According to a recent news post from MIT, researchers at the Computer Science and Artificial Intelligence Laboratory (CSAIL) have developed a prototype called “MoVR,” which can make any VR headset operate wirelessly. The system uses special high-frequency radio signals called “millimetre waves” (mmWaves), that allow for the untethered transfer of multiple Gbps, or billions of bits per second.
“It’s very exciting to get a step closer to being able to deliver a high-resolution, wireless-VR experience,” said MIT professor Dina Katabi via the news post, whose research group has been working on the technology. “The ability to use a cordless headset really deepens the immersive experience of virtual reality and opens up a range of other applications.”
The MoVR technology uses programmable mirrors that detect the direction of incoming mmWave signals, and can reconfigure themselves to reflect the signals to receivers on active headsets. According to PhD candidate Omid Abari, future versions of MoVR hardware could be as small as a smartphone, and would allow for multiple active headsets inside a single playspace, without blocking each other’s signals.
How it works
One issue with existing wireless technologies like WiFi is that they can’t support advanced data-processing.
“Replacing the HDMI cable with a wireless link is very challenging since we need to stream high-resolution multi-view video in real-time,” says Haitham Hassanieh, an assistant professor of electrical and computer engineering at the University of Illinois at Urbana Champaigna who was not involved in the research. “This requires sustaining data rates of more than 6 Gbps while the user is moving and turning, which cannot be achieved by any of today’s systems.”
Since VR platforms have to work in real-time, systems also can’t use compression to accommodate lower data rates. This has led companies to make some pretty awkward attempts at untethered VR, like stuffing the equivalent of a full PC in your backpack.

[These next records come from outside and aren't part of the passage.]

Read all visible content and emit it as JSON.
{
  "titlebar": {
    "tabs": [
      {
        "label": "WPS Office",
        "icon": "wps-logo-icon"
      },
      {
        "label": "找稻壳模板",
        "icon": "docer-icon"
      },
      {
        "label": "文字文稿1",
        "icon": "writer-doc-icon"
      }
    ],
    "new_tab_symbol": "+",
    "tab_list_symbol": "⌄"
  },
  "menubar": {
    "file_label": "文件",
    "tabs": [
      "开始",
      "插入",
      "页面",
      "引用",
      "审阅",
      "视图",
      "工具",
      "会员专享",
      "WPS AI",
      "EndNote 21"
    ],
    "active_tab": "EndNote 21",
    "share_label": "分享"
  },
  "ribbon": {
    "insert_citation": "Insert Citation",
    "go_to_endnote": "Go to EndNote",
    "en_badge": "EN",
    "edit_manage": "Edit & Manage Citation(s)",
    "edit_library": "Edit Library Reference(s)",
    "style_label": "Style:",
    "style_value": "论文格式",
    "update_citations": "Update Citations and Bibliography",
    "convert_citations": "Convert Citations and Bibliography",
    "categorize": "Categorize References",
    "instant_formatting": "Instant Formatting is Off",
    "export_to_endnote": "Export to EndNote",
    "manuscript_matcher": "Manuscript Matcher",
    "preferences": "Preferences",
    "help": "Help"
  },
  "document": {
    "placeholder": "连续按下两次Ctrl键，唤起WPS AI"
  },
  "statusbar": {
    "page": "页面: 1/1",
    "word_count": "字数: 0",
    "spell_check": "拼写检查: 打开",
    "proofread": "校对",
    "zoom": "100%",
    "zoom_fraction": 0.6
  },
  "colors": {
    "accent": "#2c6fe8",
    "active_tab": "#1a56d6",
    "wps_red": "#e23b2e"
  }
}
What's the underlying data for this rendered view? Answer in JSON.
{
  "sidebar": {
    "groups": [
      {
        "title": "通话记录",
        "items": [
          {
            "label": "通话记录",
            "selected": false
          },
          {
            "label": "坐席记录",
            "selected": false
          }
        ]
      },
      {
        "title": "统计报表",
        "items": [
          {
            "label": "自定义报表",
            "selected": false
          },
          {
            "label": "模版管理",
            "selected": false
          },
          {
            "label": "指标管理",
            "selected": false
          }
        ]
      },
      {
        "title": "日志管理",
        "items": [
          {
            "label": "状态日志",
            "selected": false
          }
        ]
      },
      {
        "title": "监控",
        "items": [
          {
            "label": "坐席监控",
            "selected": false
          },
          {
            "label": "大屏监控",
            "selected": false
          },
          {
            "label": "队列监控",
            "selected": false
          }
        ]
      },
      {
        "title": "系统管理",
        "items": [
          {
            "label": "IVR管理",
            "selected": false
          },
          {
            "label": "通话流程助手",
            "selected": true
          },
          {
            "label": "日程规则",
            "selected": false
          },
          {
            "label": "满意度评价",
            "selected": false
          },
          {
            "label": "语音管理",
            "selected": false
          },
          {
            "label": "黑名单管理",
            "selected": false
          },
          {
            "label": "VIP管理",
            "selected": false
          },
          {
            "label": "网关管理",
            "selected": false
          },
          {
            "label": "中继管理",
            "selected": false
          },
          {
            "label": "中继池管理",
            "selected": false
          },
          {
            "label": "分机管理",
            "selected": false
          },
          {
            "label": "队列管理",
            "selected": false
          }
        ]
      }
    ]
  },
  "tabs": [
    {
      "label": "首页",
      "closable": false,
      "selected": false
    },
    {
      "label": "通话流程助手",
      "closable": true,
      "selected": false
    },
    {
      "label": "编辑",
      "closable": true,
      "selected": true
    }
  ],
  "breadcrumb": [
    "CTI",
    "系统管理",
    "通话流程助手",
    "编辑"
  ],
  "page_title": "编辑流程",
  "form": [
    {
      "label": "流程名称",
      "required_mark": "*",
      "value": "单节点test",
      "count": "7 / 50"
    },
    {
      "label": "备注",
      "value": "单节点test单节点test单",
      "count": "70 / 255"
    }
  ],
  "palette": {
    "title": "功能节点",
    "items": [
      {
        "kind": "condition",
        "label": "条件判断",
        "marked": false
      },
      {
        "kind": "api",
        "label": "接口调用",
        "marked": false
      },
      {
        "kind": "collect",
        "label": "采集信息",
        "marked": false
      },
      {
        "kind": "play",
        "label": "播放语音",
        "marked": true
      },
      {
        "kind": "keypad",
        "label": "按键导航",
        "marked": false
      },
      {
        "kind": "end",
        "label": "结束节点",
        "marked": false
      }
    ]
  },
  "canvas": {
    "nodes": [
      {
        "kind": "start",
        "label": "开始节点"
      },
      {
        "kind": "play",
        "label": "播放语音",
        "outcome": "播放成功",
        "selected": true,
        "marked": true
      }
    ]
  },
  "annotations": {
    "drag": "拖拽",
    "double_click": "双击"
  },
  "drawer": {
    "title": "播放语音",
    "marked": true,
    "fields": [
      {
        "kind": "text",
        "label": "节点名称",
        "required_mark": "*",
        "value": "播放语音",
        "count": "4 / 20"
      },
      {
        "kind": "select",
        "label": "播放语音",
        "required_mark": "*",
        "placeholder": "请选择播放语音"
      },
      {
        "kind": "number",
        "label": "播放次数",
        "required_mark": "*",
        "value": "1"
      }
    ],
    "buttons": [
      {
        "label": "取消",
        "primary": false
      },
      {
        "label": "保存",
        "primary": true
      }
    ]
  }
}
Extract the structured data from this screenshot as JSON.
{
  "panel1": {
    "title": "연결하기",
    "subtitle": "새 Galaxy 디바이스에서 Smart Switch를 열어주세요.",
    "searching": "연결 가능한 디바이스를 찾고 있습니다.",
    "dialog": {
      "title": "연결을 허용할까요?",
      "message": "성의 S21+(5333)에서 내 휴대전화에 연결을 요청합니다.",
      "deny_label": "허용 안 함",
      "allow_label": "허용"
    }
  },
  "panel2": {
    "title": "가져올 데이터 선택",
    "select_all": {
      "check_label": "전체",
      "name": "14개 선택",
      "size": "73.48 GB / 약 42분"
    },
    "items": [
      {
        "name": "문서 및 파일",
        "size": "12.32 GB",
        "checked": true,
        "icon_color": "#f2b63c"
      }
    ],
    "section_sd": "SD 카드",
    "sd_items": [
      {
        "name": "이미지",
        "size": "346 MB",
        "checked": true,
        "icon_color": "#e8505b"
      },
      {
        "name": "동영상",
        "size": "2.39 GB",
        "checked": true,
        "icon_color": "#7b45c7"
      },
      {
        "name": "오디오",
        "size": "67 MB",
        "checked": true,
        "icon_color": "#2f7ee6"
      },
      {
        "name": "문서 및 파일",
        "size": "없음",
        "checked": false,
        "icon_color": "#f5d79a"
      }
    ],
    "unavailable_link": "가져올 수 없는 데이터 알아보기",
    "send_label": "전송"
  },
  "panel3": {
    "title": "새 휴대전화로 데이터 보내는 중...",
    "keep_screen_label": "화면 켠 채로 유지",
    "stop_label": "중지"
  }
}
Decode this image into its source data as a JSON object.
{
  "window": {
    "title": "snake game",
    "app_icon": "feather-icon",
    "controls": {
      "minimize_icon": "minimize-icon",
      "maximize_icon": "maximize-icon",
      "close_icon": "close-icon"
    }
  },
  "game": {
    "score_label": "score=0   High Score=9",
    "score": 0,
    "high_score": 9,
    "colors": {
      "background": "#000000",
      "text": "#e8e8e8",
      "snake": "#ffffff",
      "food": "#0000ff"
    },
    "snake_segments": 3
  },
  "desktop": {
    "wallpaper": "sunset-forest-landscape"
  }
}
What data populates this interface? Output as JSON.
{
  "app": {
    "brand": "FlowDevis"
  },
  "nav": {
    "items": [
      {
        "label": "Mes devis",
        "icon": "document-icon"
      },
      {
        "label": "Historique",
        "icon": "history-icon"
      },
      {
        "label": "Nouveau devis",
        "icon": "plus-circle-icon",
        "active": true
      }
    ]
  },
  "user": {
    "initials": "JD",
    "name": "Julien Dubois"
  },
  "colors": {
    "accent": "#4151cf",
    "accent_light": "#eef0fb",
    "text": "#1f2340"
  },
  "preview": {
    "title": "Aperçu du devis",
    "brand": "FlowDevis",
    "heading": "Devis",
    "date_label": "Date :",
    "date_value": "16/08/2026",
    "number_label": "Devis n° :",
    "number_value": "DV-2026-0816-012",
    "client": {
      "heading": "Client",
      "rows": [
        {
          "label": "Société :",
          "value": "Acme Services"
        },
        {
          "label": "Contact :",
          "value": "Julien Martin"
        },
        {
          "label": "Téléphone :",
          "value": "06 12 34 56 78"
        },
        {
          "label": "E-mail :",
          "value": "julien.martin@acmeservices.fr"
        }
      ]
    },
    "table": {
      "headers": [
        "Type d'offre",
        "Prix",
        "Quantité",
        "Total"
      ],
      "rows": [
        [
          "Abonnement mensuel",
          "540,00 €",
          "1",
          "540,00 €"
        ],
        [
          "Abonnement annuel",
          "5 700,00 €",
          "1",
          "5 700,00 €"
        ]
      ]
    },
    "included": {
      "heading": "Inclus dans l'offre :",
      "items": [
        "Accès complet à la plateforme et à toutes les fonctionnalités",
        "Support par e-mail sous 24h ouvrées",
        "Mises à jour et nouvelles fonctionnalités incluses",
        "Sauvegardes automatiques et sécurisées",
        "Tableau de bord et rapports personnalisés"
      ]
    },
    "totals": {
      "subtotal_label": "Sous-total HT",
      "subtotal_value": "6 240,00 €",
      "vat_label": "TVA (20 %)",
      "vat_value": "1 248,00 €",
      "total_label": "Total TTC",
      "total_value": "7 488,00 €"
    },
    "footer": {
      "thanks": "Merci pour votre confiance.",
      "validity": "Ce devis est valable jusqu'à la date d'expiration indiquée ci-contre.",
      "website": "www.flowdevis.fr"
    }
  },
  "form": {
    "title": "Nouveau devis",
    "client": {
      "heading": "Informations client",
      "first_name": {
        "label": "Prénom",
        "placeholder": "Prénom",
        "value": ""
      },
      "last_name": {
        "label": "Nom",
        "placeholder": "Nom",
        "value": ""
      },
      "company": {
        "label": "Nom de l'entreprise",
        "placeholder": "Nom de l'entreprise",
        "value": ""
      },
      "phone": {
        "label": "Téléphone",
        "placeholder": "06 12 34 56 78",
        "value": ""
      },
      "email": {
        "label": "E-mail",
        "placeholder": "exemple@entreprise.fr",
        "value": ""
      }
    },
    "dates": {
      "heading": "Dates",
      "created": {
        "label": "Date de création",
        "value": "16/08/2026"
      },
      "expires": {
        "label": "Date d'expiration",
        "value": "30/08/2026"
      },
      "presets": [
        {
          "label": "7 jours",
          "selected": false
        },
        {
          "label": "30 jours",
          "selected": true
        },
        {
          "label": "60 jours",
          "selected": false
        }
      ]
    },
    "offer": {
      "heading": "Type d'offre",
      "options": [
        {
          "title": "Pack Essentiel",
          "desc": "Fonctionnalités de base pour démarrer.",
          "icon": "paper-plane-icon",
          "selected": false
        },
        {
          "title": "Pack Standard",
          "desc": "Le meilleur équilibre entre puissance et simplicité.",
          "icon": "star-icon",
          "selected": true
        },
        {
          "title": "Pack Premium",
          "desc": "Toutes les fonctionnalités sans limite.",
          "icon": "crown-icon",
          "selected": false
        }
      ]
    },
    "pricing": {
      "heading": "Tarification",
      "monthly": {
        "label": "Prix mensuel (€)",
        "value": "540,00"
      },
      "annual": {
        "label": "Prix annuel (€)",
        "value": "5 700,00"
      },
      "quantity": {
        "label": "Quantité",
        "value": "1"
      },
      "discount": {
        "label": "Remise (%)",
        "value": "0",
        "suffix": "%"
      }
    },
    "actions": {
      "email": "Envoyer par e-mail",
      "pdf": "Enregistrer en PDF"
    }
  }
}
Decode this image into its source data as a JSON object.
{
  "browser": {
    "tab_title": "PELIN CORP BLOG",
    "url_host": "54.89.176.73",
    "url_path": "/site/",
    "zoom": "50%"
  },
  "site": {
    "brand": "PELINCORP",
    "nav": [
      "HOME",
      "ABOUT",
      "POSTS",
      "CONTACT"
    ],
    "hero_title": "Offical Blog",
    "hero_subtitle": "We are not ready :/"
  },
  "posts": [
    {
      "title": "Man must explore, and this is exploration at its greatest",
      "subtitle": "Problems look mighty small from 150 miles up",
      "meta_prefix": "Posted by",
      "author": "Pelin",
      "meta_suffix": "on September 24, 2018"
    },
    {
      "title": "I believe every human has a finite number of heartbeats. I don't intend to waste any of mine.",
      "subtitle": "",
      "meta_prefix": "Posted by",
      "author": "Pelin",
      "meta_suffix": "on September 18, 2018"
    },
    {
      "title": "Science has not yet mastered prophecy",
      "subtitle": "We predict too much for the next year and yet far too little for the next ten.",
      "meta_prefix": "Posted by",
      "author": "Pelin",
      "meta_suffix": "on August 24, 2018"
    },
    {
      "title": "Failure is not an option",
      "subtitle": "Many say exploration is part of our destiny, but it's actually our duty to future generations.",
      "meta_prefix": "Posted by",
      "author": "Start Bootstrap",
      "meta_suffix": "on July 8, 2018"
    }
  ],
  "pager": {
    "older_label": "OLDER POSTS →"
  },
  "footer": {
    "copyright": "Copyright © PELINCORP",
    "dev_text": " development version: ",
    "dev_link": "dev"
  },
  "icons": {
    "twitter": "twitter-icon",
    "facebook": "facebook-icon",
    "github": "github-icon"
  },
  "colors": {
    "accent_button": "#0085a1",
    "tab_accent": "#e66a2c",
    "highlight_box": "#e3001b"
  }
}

The CSAIL team instead turned to mmWaves, which have promising applications for everything from high-speed Internet to cancer diagnosis. These high-frequency waves have one major downside, which is that they don’t work well with obstacles or reflections. If you want mmWaves to deliver constant connectivity for your VR game, you would need to always have a line of sight between transmitter and receiver. (The signal can be blocked even by just briefly moving your hand in front of the headset.)
To overcome this challenge, the team developed MoVR to act as a programmable mirror that detects the direction of the incoming mmWave signal and reconfigures itself to reflect it toward the receiver on the headset. MoVR can learn the correct signal direction to within two degrees, allowing it to correctly configure its angles.
“With a traditional mirror, light reflects off the mirror at the same angle as it arrives,” says Abari. “But with MoVR, angles can be specifically programmed so that the mirror receives the signal from the mmWave transmitter and reflects it towards the headset, regardless of its actual direction.”
Each MoVR device consists of two directional antennas that are each less than half the size of a credit card. The antennas use what are called “phased arrays” in order to focus signals into narrow beams that can be electronically steered at a timescale of microseconds.
Abari says that future versions of MoVR’s hardware could be as small as a smartphone, allowing for users to put several devices in a single room. This would enable multiple people to play a game at the same time without blocking each others’ signals.